XGBoost’s dump_model()
function allows you to export a trained model in a human-readable format, which can be useful for model interpretation and visualization.
Unlike save_model()
, the output from dump_model()
is not designed to be loaded back into XGBoost, but rather to provide insight into the model’s structure and learned features.
Here’s an example of how to use dump_model()
to export a trained XGBoost model in both text and JSON formats:
from sklearn.datasets import make_classification
from xgboost import XGBClassifier
# Generate a small synthetic dataset
X, y = make_classification(n_samples=100, n_classes=2, n_features=5, random_state=42)

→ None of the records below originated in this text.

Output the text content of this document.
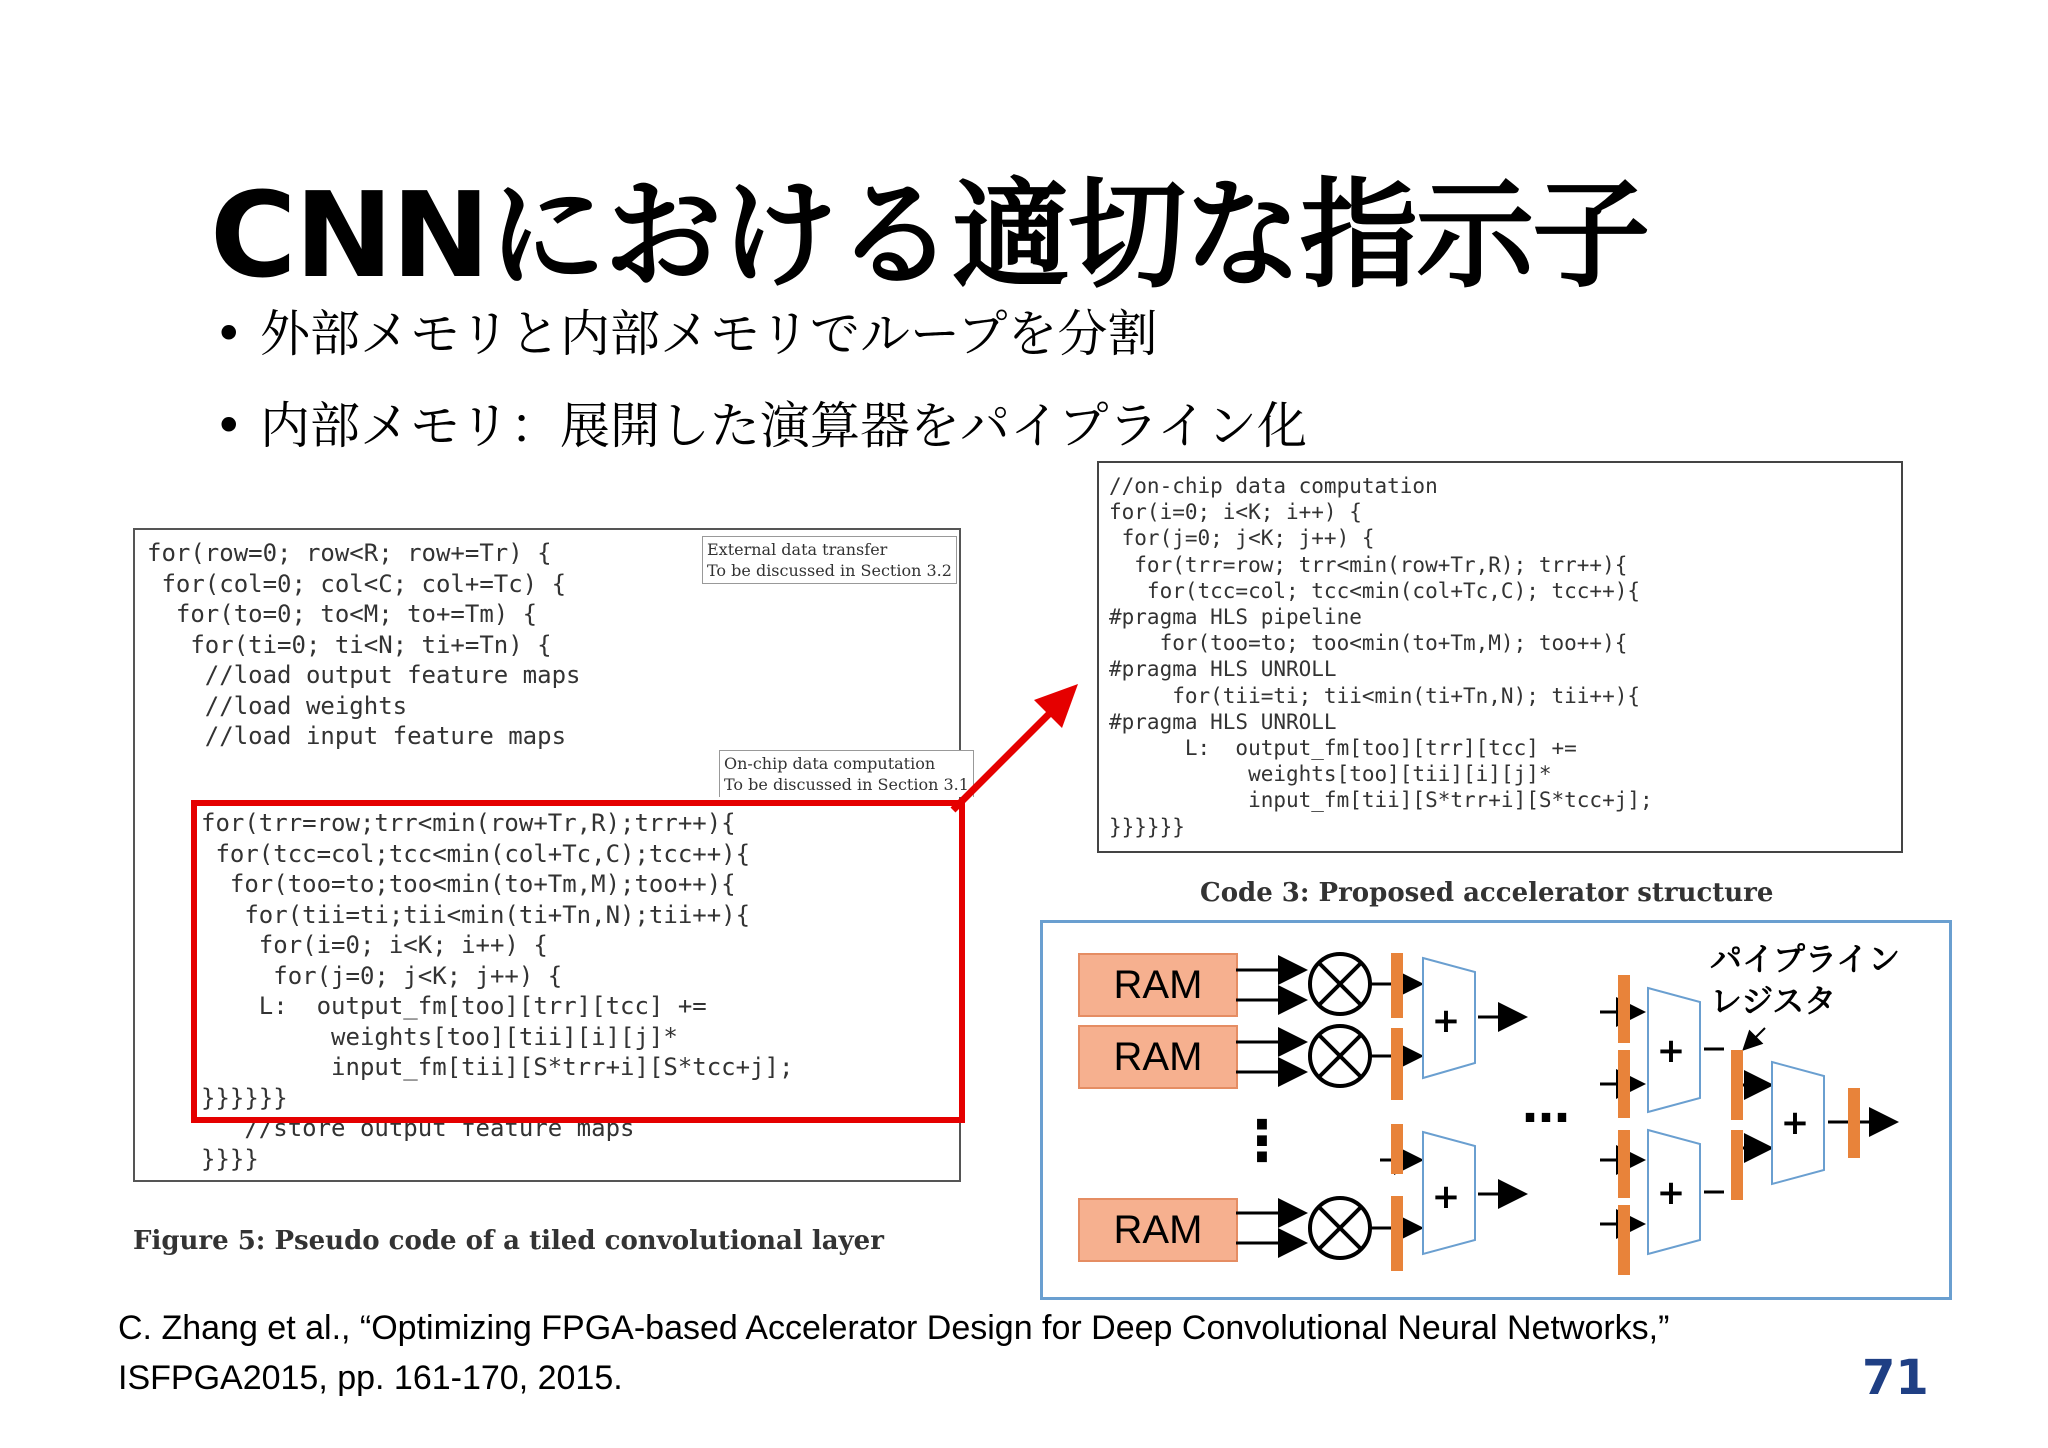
CNNにおける適切な指示子
• 外部メモリと内部メモリでループを分割
• 内部メモリ：展開した演算器をパイプライン化
for(row=0; row<R; row+=Tr) {
for(col=0; col<C; col+=Tc) {
for(to=0; to<M; to+=Tm) {
for(ti=0; ti<N; ti+=Tn) {
//load output feature maps
//load weights
//load input feature maps
for(trr=row;trr<min(row+Tr,R);trr++){
for(tcc=col;tcc<min(col+Tc,C);tcc++){
for(too=to;too<min(to+Tm,M);too++){
for(tii=ti;tii<min(ti+Tn,N);tii++){
for(i=0; i<K; i++) {
for(j=0; j<K; j++) {
L:  output_fm[too][trr][tcc] +=
weights[too][tii][i][j]*
input_fm[tii][S*trr+i][S*tcc+j];
}}}}}}
//store output feature maps
}}}}
External data transfer
To be discussed in Section 3.2
On-chip data computation
To be discussed in Section 3.1
Figure 5: Pseudo code of a tiled convolutional layer
//on-chip data computation
for(i=0; i<K; i++) {
for(j=0; j<K; j++) {
for(trr=row; trr<min(row+Tr,R); trr++){
for(tcc=col; tcc<min(col+Tc,C); tcc++){
#pragma HLS pipeline
for(too=to; too<min(to+Tm,M); too++){
#pragma HLS UNROLL
for(tii=ti; tii<min(ti+Tn,N); tii++){
#pragma HLS UNROLL
L:  output_fm[too][trr][tcc] +=
weights[too][tii][i][j]*
input_fm[tii][S*trr+i][S*tcc+j];
}}}}}}
Code 3: Proposed accelerator structure
RAM
RAM
RAM
パイプライン
レジスタ
+
+
+
+
+
⋮
…
C. Zhang et al., “Optimizing FPGA-based Accelerator Design for Deep Convolutional Neural Networks,”
ISFPGA2015, pp. 161-170, 2015.	71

# Train an XGBoost classifier
model = XGBClassifier(n_estimators=10, max_depth=2, random_state=42)
model.fit(X, y)
# Dump the model in text format
model.get_booster().dump_model('model.txt', fmap='', with_stats=True, dump_format='text')
print("Text Model:")
with open('model.txt', 'r') as file:
for line in file:
print(line)
In this example, we first generate a small synthetic dataset using scikit-learn’s make_classification
function. We then train a simple XGBoost classifier with 10 trees and a maximum depth of 2.
To dump the trained model in text format, we call dump_model()
on the model’s booster with dump_format='text'
. The with_stats=True
argument includes additional statistics in the output.
We then load the model saved to file and print out each tree in the dumped text model.
The text output represents the model’s trees, with each line representing a node. The output includes the feature, threshold, gain, and other statistics for each node. This format can be useful for understanding how the model makes decisions.
It’s important to note that models dumped with dump_model()
cannot be loaded back into XGBoost. If you need to save a model for later use, consider using save_model()
instead, which allows you to save the model in a format that can be loaded and used for making predictions.